Mayer managed to get a handful of interviews using her own connections, but even companies that were interested weren't willing to allow her to work from home one day a week to be with her kids.
``It was hard, very hard," she recalls. ``I didn't know anyone in my area of specialty who had taken time off and come back."
In March of this year she was part of the inaugural class of a new program at the University of Pennsylvania's Wharton School, designed to recruit and retrain women like her. Over three days, Mayer and her classmates took classes on finance, strategic communication, marketing theory, and decision-making. They met in small groups with career coaches. Each was assigned a mentor at the investment bank UBS, the program's sponsor, and each spent a day with recruiters at the bank's New York City headquarters. And afterward, Mayer was one of three women hired to work there - except for Fridays, when she works from home.
The collaboration between UBS and Wharton is part of a burgeoning movement among some of the nation's top banks, accounting firms, and management consultancies to recruit talent in a new way. Instead of chasing the recent graduates of top business schools, or raiding the competition, the idea is to woo highly skilled women who have left the workforce, usually to have children.
In just the past few years, spurred largely by a tight market for white-collar labor, firms such as the investment banks Lehman Brothers and Goldman Sachs have launched targeted recruiting programs. A new class of headhunters and human resources consultants has emerged to help smaller companies do the same. Other companies, including the accounting firm Ernst and Young and management consultancy Booz Allen Hamilton, have programs that allow women taking time off to keep in touch with the firm and even do occasional work until they're ready to return. Elite business schools like Dartmouth's Tuck School and the Harvard Business School have programs similar to Wharton's, and the how-tos of finding and hiring women coming off a career break - women who are ``onramping," in the current human-resources parlance - are hot topics in business school classrooms.

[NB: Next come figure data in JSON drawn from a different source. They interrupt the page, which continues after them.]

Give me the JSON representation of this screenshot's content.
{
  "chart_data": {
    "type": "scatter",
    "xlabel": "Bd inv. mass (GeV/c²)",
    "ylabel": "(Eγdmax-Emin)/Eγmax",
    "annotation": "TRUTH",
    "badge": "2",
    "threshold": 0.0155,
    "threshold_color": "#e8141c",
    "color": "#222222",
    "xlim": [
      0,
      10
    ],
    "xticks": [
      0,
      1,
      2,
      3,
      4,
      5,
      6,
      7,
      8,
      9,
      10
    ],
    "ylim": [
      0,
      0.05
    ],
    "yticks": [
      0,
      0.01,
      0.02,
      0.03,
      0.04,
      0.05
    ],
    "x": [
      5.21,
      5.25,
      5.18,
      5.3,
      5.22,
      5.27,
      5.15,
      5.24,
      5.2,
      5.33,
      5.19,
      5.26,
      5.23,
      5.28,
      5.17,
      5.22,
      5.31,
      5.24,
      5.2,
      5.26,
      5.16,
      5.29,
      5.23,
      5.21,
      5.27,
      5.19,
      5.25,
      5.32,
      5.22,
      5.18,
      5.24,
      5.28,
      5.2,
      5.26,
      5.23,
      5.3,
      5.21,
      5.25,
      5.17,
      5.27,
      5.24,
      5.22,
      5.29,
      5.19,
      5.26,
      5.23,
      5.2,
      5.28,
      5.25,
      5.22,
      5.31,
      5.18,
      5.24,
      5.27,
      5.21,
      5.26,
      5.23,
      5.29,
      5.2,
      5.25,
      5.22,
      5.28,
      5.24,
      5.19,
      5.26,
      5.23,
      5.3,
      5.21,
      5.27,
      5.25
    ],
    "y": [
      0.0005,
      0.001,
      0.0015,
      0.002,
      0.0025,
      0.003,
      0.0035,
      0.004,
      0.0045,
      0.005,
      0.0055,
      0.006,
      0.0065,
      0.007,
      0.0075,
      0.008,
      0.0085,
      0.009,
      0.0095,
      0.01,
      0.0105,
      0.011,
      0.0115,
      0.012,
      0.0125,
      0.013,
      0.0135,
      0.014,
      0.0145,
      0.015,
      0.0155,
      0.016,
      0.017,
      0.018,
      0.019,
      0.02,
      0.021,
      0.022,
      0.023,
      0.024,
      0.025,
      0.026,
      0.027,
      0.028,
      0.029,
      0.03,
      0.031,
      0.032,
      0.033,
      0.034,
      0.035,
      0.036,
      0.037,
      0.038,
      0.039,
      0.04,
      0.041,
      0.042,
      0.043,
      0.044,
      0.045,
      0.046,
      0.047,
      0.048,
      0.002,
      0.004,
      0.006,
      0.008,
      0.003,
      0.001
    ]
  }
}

So far, these efforts are still new, and small: Wharton's Career Comeback program had 60 graduates this fall, and Lehman Brothers, a company with 28,000 employees, has hired 31 women and three men through its Encore program. Nonetheless, the idea of creating a systematic recruiting process for women looking to get back into the workforce, rather than something more ad hoc - or rather than ignoring them completely - marks an important shift. And the fact that the companies instituting these programs are hard-charging financial services firms with reputations for making few concessions to their employees' lifestyles could be a sign, some believe, of much broader changes to come in the corporate world.